The Review: Tangled

I watched a preview of this a while ago during my busy period hence my inability to post about it. However it’s suddenly everywhere in the UK so I wanted to pipe up and have my say.

Pixar has not done it again. This is a Disney only production (50th animated feature in fact) and they have done it well. It’s got all the ingredients of a traditional Disney animated movie of the 90s era – but this time they’ve embraced the computer animated medium fully, and it really works.


Tangled is a re-telling of the German fairytale Rapunzel by the Brothers Grimm complete with singing (acted and sung by Mandy Moore) villains, sidekicks and Love of course.

The story:

An elderly witch named Gothel uses a single magical flower with miraculous healing powers to keep herself young as she sings to it. When the flower is uprooted and used to cure the queen of a nearby kingdom, who is also expecting a child, Gothel later learns that the healing powers are now retained within the  golden-haired newborn princess, Rapunzel. With the knowledge that the uncut hair of the child could forever keep her youthful, Gothel kidnaps Rapunzel and locks her in a tower in the deep dark wood, raising the child as her own.

Fast forward eighteen years and Rapunzel joined by a pet Chameleon named Pascal is yearning to be ‘part of that world’ so to speak – so, kickstart a course for adventure, romance, tears and a subsequent happy ending and Tangled is perhaps everything 2009’s The Princess and the Frog movie was frustratingly not.
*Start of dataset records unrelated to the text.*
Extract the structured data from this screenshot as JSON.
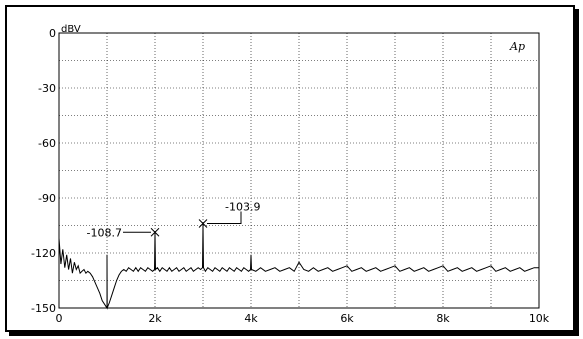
{
  "chart_data": {
    "type": "line",
    "ylabel": "dBV",
    "logo": "Ap",
    "xlim": [
      0,
      10000
    ],
    "ylim": [
      -150,
      0
    ],
    "x_ticks": [
      {
        "value": 0,
        "label": "0"
      },
      {
        "value": 2000,
        "label": "2k"
      },
      {
        "value": 4000,
        "label": "4k"
      },
      {
        "value": 6000,
        "label": "6k"
      },
      {
        "value": 8000,
        "label": "8k"
      },
      {
        "value": 10000,
        "label": "10k"
      }
    ],
    "y_ticks": [
      {
        "value": 0,
        "label": "0"
      },
      {
        "value": -30,
        "label": "-30"
      },
      {
        "value": -60,
        "label": "-60"
      },
      {
        "value": -90,
        "label": "-90"
      },
      {
        "value": -120,
        "label": "-120"
      },
      {
        "value": -150,
        "label": "-150"
      }
    ],
    "grid": {
      "x_divisions": 10,
      "y_divisions": 10,
      "style": "dotted"
    },
    "series": [
      {
        "color": "#000000",
        "points": [
          [
            0,
            -112
          ],
          [
            40,
            -126
          ],
          [
            80,
            -118
          ],
          [
            120,
            -128
          ],
          [
            160,
            -121
          ],
          [
            200,
            -129
          ],
          [
            240,
            -123
          ],
          [
            280,
            -131
          ],
          [
            320,
            -125
          ],
          [
            360,
            -129
          ],
          [
            400,
            -127
          ],
          [
            440,
            -131
          ],
          [
            480,
            -130
          ],
          [
            520,
            -129
          ],
          [
            560,
            -131
          ],
          [
            600,
            -130
          ],
          [
            650,
            -131
          ],
          [
            700,
            -133
          ],
          [
            750,
            -136
          ],
          [
            800,
            -139
          ],
          [
            850,
            -142
          ],
          [
            900,
            -146
          ],
          [
            950,
            -148
          ],
          [
            1000,
            -150
          ],
          [
            1000,
            -121
          ],
          [
            1005,
            -150
          ],
          [
            1050,
            -147
          ],
          [
            1100,
            -143
          ],
          [
            1150,
            -139
          ],
          [
            1200,
            -135
          ],
          [
            1250,
            -132
          ],
          [
            1300,
            -130
          ],
          [
            1350,
            -129
          ],
          [
            1400,
            -130
          ],
          [
            1450,
            -128
          ],
          [
            1500,
            -129
          ],
          [
            1550,
            -130
          ],
          [
            1600,
            -128
          ],
          [
            1650,
            -130
          ],
          [
            1700,
            -128
          ],
          [
            1750,
            -129
          ],
          [
            1800,
            -130
          ],
          [
            1850,
            -128
          ],
          [
            1900,
            -129
          ],
          [
            1950,
            -130
          ],
          [
            1990,
            -129
          ],
          [
            2000,
            -108.7
          ],
          [
            2010,
            -129
          ],
          [
            2050,
            -128
          ],
          [
            2100,
            -130
          ],
          [
            2150,
            -128
          ],
          [
            2200,
            -129
          ],
          [
            2250,
            -130
          ],
          [
            2300,
            -128
          ],
          [
            2350,
            -130
          ],
          [
            2400,
            -129
          ],
          [
            2450,
            -128
          ],
          [
            2500,
            -130
          ],
          [
            2550,
            -129
          ],
          [
            2600,
            -128
          ],
          [
            2650,
            -130
          ],
          [
            2700,
            -129
          ],
          [
            2750,
            -128
          ],
          [
            2800,
            -130
          ],
          [
            2850,
            -129
          ],
          [
            2900,
            -128
          ],
          [
            2950,
            -129
          ],
          [
            2990,
            -128
          ],
          [
            3000,
            -103.9
          ],
          [
            3010,
            -128
          ],
          [
            3050,
            -130
          ],
          [
            3100,
            -128
          ],
          [
            3150,
            -129
          ],
          [
            3200,
            -130
          ],
          [
            3250,
            -128
          ],
          [
            3300,
            -129
          ],
          [
            3350,
            -130
          ],
          [
            3400,
            -128
          ],
          [
            3450,
            -129
          ],
          [
            3500,
            -130
          ],
          [
            3550,
            -128
          ],
          [
            3600,
            -129
          ],
          [
            3650,
            -130
          ],
          [
            3700,
            -128
          ],
          [
            3750,
            -129
          ],
          [
            3800,
            -130
          ],
          [
            3850,
            -128
          ],
          [
            3900,
            -129
          ],
          [
            3950,
            -130
          ],
          [
            3990,
            -129
          ],
          [
            4000,
            -121
          ],
          [
            4010,
            -129
          ],
          [
            4100,
            -130
          ],
          [
            4200,
            -128
          ],
          [
            4300,
            -130
          ],
          [
            4400,
            -129
          ],
          [
            4500,
            -128
          ],
          [
            4600,
            -130
          ],
          [
            4700,
            -129
          ],
          [
            4800,
            -128
          ],
          [
            4900,
            -130
          ],
          [
            5000,
            -125
          ],
          [
            5100,
            -129
          ],
          [
            5200,
            -130
          ],
          [
            5300,
            -128
          ],
          [
            5400,
            -130
          ],
          [
            5500,
            -129
          ],
          [
            5600,
            -128
          ],
          [
            5700,
            -130
          ],
          [
            5800,
            -129
          ],
          [
            5900,
            -128
          ],
          [
            6000,
            -127
          ],
          [
            6100,
            -130
          ],
          [
            6200,
            -129
          ],
          [
            6300,
            -128
          ],
          [
            6400,
            -130
          ],
          [
            6500,
            -129
          ],
          [
            6600,
            -128
          ],
          [
            6700,
            -130
          ],
          [
            6800,
            -129
          ],
          [
            6900,
            -128
          ],
          [
            7000,
            -127
          ],
          [
            7100,
            -130
          ],
          [
            7200,
            -129
          ],
          [
            7300,
            -128
          ],
          [
            7400,
            -130
          ],
          [
            7500,
            -129
          ],
          [
            7600,
            -128
          ],
          [
            7700,
            -130
          ],
          [
            7800,
            -129
          ],
          [
            7900,
            -128
          ],
          [
            8000,
            -127
          ],
          [
            8100,
            -130
          ],
          [
            8200,
            -129
          ],
          [
            8300,
            -128
          ],
          [
            8400,
            -130
          ],
          [
            8500,
            -129
          ],
          [
            8600,
            -128
          ],
          [
            8700,
            -130
          ],
          [
            8800,
            -129
          ],
          [
            8900,
            -128
          ],
          [
            9000,
            -127
          ],
          [
            9100,
            -130
          ],
          [
            9200,
            -129
          ],
          [
            9300,
            -128
          ],
          [
            9400,
            -130
          ],
          [
            9500,
            -129
          ],
          [
            9600,
            -128
          ],
          [
            9700,
            -130
          ],
          [
            9800,
            -129
          ],
          [
            9900,
            -128
          ],
          [
            10000,
            -128
          ]
        ]
      }
    ],
    "annotations": [
      {
        "text": "-108.7",
        "x": 2000,
        "y": -108.7,
        "label_side": "left"
      },
      {
        "text": "-103.9",
        "x": 3000,
        "y": -103.9,
        "label_side": "right"
      }
    ]
  }
}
It’s  funny, endearing , beautifully constructed and not bogged down with the politically correct subtext that plagued the Frog Princess before it was even finished.


Almost all the characters have wonderfully expressive disproportionate eyes than is usually normal for a Disney animation and aside from the fact that Mandy Moore is becoming a serious contender as a young comedic actress – seriously check out her credits and actually watch her recent films and you’ll be surprised – Tangled does not have a pool of famous actors lending their voices, as is the norm for almost every computer animated film released over the past decade. Instead the focus is on its high quality production and entertaining content to carry it through.

Its definitely not the most ground-breaking delivery from Disney, that crown still sits firmly on the Beauty and the Beast as far as I’m concerned, but it’s a worthy addition to the animation pioneers portfolio and perhaps as special for the new generation as the Little Mermaid was for me  as a 3-year-old in 89.